Usually, tertiary referral hospitals claim to treat sicker patients than secondary care hospitals. Interestingly, patients treated in lower volume hospitals were older and tended to have more comorbidities than those treated in higher volume hospitals. These results correspond to previous findings in pancreatic surgery and may have multiple underlying causes (eg, younger patients willing to travel long distance to be treated in experienced facilities or possible incentives for low volume providers to operate patients with an elevated risk profile) that cannot be elucidated from the current data [14].

Another factor that is subject to considerable debate is whether higher volume hospitals perform more complex procedures compared to lower volume hospitals. Complexity of hepatobiliary surgery depends on several factors but may be estimated from the assessment of type of surgery (eg, HH or TS) and concomitant procedures (eg, vascular resections, creation of a hepatojejunal anastomosis and concomitant resection of other visceral organs). The fact that the rate of concomitant procedures is increasing across volume strata, while the rate of minor resections is decreasing, indicates an elevated level of surgical complexity of inpatient cases within the higher hospital volume categories. Nevertheless, in-hospital mortality rates of high volume hospitals (eg, metastatic disease: 4.67% and malignant hepatobiliary neoplasm: 10.59%) remain high. These unanticipated results prompt the need of outcomes research beyond volume-outcome relationships. Subsequently, other quality improvement strategies than centralization of care structures should be developed (eg, clinical peer review program).

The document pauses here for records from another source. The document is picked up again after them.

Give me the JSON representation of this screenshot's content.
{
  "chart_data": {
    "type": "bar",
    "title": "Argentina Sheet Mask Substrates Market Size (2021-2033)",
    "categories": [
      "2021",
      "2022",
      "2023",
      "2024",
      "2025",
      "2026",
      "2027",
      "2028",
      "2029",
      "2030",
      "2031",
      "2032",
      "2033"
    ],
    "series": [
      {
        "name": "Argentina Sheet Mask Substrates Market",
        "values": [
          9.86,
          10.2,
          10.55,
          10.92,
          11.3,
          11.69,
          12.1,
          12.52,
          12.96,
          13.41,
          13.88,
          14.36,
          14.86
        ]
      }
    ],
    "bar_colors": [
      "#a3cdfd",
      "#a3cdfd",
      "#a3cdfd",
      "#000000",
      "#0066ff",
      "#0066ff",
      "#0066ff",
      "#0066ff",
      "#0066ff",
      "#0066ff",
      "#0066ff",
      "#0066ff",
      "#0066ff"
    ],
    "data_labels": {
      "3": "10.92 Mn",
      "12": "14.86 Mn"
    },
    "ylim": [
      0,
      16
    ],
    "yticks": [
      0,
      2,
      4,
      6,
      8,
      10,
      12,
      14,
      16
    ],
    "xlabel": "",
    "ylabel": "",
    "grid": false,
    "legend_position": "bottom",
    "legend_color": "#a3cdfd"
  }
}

The major strength of this study is the completeness of the data used. Limitations occur from the limited information available in administrative data as previously described [14]. Despite of a sophisticated risk adjustment model, unmeasured differences in comorbidity, degree of severity of diagnosis or appropriateness of surgical indication may partly explain the association between volume and outcome. This is, however, unlikely due to the fact that hospital volume and in-hospital mortality underlie a pattern of monotonic exposure-response relationship, which is considered as a strong argument for causal associations. Moreover, some definitions of ICD-10 codes are not sufficiently accurate to analyze postoperative complications (eg, postoperative bleeding). In such cases OPS codes of interventions required for complications were used instead (eg, transfusion of 6 units of blood). Another limitation of this study is the lack of data on surgeon volume, which has also been related with impaired perioperative outcomes in the past [9]. Finally, a possible misclassification of multi-campus hospitals as higher volume hospitals must be taken into account, resulting in a possible underestimation of the association between hospital volume and mortality [33].

Conclusions

The current study indicates that the quality of care in major hepatobiliary surgery in Germany could be improved, if more patients were treated in hospitals with high annual operative volumes. Since the largest portion of the hospital volume-related differences of in-hospital mortality rest upon failure to rescue, additional efforts should focus on the improvement of complication management and the compliance with essential structural prerequisites.